恋愛の不可能性について (ちくま学芸文庫)

恋愛の不可能性について (ちくま学芸文庫)

絶対に零にはならない<他者>と自己の距離。

identity(固有名、あるいは自分が自分であること)と「愛」は類比できる。愛する理由を全てくまなく挙げ連ねることができないのと同様に、固有名も性質の記述には還元できない。愛は自己から他者へと向けられたものであるため、愛というものは自己と他者の差異性と同一性が等置されるような体験なのである。しかし、絶対に到達されえない差異性を持つがゆえに「他者」の存在がいて初めて「自己」は「自己」足りえる。また、固有名の指示する単一性は宇宙(存在者の全体よりなるクラス)の同一性に対応するが、愛の唯一性を他者に対して説くことはそれと矛盾する可能性を含意する。つまり、その唯一の愛はAにでもなりえたし、Bにでもなりえた、という風な具合だ。

というように、愛の持つ、「自己」=「他者」となりえるような体験がもつパラドクスに言及しつつ、言語哲学という類比を踏まえて「形式」を華麗に論じていく。「私」の唯一性は、「私」の否定=「私」と「他者」の差異性によって、成り立つしかありえない、といういわば「否定神学」的な、自己矛盾を孕んだ性質を、社会性に当てはめていくのは、刺激的だ。
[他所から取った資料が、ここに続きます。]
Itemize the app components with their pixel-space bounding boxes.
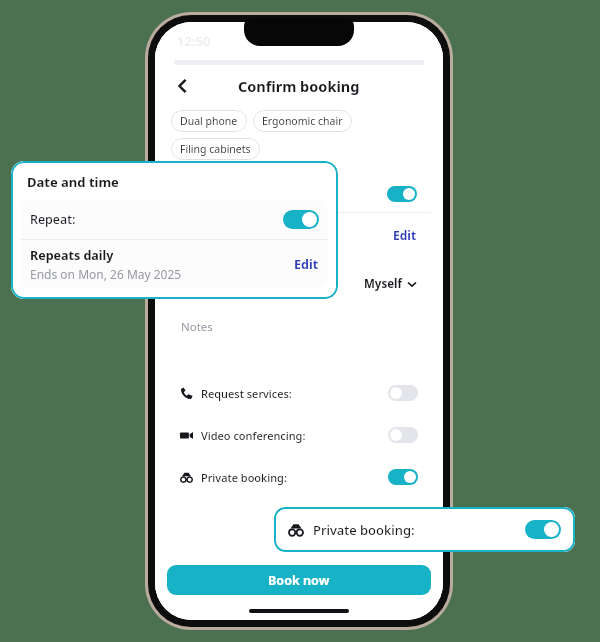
button[interactable]: Notes	[167, 309, 431, 367]
button[interactable]: Request services:	[167, 376, 431, 410]
staticText: Repeats daily	[30, 247, 114, 264]
staticText: Dual phone	[180, 114, 238, 128]
staticText: Myself	[364, 276, 402, 292]
staticText: Ergonomic chair	[262, 114, 343, 128]
staticText: Private booking:	[313, 521, 415, 539]
button[interactable]: Back	[165, 68, 201, 104]
staticText: Video conferencing:	[201, 428, 306, 443]
staticText: Confirm booking	[238, 76, 360, 96]
button[interactable]: Book for:	[167, 267, 431, 301]
button[interactable]: Video conferencing:	[167, 418, 431, 452]
staticText: Edit	[393, 227, 417, 243]
staticText: Repeat:	[30, 211, 76, 228]
staticText: 12:50	[177, 32, 211, 50]
staticText: Date and time	[27, 173, 119, 191]
button[interactable]: Private booking:	[167, 460, 431, 494]
staticText: Private booking:	[201, 470, 287, 485]
button[interactable]	[167, 176, 431, 212]
button[interactable]: Private booking:	[274, 507, 575, 552]
staticText: Request services:	[201, 386, 292, 401]
button[interactable]: Filing cabinets	[171, 138, 260, 160]
button[interactable]: Book now	[167, 565, 431, 595]
button[interactable]: Dual phone	[171, 110, 247, 132]
staticText: Notes	[181, 319, 213, 335]
button[interactable]: Edit	[167, 213, 431, 257]
button[interactable]: Repeat:	[21, 199, 328, 239]
button[interactable]: Repeats daily	[21, 240, 328, 288]
staticText: Book now	[268, 572, 330, 589]
staticText: Filing cabinets	[180, 142, 251, 156]
staticText: Ends on Mon, 26 May 2025	[30, 266, 182, 282]
staticText: Edit	[294, 256, 319, 273]
button[interactable]: Ergonomic chair	[253, 110, 352, 132]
この本において、大澤は、自己存在こそ本質的に社会性を持ちうる(他者とのかかわりでしか表現されえない)という「形式」を用いている。言語哲学のくだりや、自己や他者を包括する超越性の審級について(おそらく大澤独自の理論としてこれが根幹だろうが)は、はっきりと理解するに至らなかった。彼の博引傍証ぶりにも、そして数学的論考も、難しかった。「形式」を使って、宗教や社会を論じる試みに、「熱きもの」はないかもしれない。ここから何かが生み出される、というわけではないかもしれない。しかし、難解でありながら彼の論理をたどたどしく追っていくことは、教養を齧ろうとするものにとって多少ペダンティックであれ、むしろペダンティックな部分が快感でありもするのだ。